Whether the harassment is stemming from your teen or targeted at them, it is vital to keep communication and accountability open in regards to cyber bullying. Teach your child that while it is easy to feel anonymous online, there are real people behind the screens. Monitoring your child’s behavior online will taper many issues before they become harmful or even fatal mistakes. National attention covers an increasing number of suicide cases involving unhealthy online relationships and interactions. Even if you don’t think your child could ever cause or fall victim to cyberbullying, being an adult monitor over their online activity also helps to ensure that their circle of friends are not promoting a culture of cyber abuse and/or harassment.

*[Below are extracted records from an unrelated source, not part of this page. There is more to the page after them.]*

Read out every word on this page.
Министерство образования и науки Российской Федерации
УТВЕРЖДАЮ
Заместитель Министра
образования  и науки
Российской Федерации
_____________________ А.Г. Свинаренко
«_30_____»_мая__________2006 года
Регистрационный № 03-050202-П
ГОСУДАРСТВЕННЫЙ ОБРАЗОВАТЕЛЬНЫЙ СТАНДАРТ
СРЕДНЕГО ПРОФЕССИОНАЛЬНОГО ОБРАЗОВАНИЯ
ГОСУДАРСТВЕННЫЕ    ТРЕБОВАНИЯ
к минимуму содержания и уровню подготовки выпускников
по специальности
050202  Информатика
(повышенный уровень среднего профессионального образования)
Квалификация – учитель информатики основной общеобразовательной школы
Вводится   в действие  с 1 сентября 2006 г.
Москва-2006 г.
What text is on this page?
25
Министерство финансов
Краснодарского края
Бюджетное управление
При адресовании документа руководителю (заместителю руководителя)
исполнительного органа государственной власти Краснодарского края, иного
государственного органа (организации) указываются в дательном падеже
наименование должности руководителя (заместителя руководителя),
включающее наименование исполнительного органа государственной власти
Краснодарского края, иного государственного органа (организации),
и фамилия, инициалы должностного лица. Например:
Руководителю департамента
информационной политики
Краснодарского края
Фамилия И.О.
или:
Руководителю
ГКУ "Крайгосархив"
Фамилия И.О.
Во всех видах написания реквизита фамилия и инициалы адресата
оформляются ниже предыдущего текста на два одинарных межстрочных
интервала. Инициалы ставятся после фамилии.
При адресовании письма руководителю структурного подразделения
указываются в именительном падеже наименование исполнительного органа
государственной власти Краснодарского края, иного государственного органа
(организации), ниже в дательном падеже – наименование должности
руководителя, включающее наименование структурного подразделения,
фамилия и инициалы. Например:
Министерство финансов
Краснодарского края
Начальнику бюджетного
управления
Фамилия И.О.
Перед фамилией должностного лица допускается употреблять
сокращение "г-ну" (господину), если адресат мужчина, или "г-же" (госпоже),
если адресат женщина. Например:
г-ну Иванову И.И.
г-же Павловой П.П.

It may seem obvious, but we often forget that especially online, not everyone is who they say they are. Teenagers should always first assume that anyone they “meet” or engage with online, even if they never plan to meet in real life, is not who they say they are. This may seem as though it is breeding an unhealthy attitude of suspicion for your child, but on the contrary, this will keep a healthy protection, albeit not fool-proof measure, against internet predators, identity thieves, scam artists, hackers and more. In addition to suspecting the identity of others and whoever else is sharing the screen with the person on the other end, instruct your child in the identity dangers of creating their own false sense of self or fantasy identity online. These habits are a gateway to various types of depression and anxiety disorders, along with self-esteem issues.
It is not an exaggeration to say that some things, once seen, cannot be unseen. What starts as innocent curiosity or daring games for teens can quickly turn to a virtual world of dark, explicit images and activities. Pornography is not healthy for anyone to be engrossed with, especially vulnerable teenagers. Protect your kids from viewing, creating, engaging or falling victim to unsafe material online. Keeping a regular monitor on their activities will help. If they do fall into seeing things they shouldn’t, talk immediately and openly with them about the consequences without shaming them. Explain to them the dangers of sex-image culture and help them form and maintain healthy online habits.
No matter the screen drawing your teen’s attention, whether it’s texting, handheld video games, smart phones, kindles, laptop or desktop, make sure you discuss at length with your teenagers the importance of social etiquette. Teens today think they are master multi-taskers, engaging simultaneously in multiple devices and in-person attention. Science proves true multi-tasking of brain attention is impossible, and good manners proves attempting so is downright rude. Eye contact still matters in society, and understanding where the boundaries and proper role of technology rests will help them succeed in many areas of life. From relationships to doctor visits, teaching them to use tech with tact will go a long way.
It must be true, it was on the Internet!
False sources and unreliable information run rampant online. Meanwhile, habitual fact checking and content discernment seem to fly by the wayside when it comes to the instant-share-now culture of the digital age. News feeds are soaring on to the next big story, video, link, pin or gram before most teens can say what-for. Not believing everything you read is too often an afterthought in the media that drives today’s world. Along with the responsibility for time and content, guide your children in responsible content consumption. Consistent communication using concrete examples is the best way to keep them thinking on their feet, discerning reliable information from the outrageous, and engaging with the information superhighway in a productive manner. Helping them consume media in an intelligent way is the best building block you can give them to being responsible cybercitizens.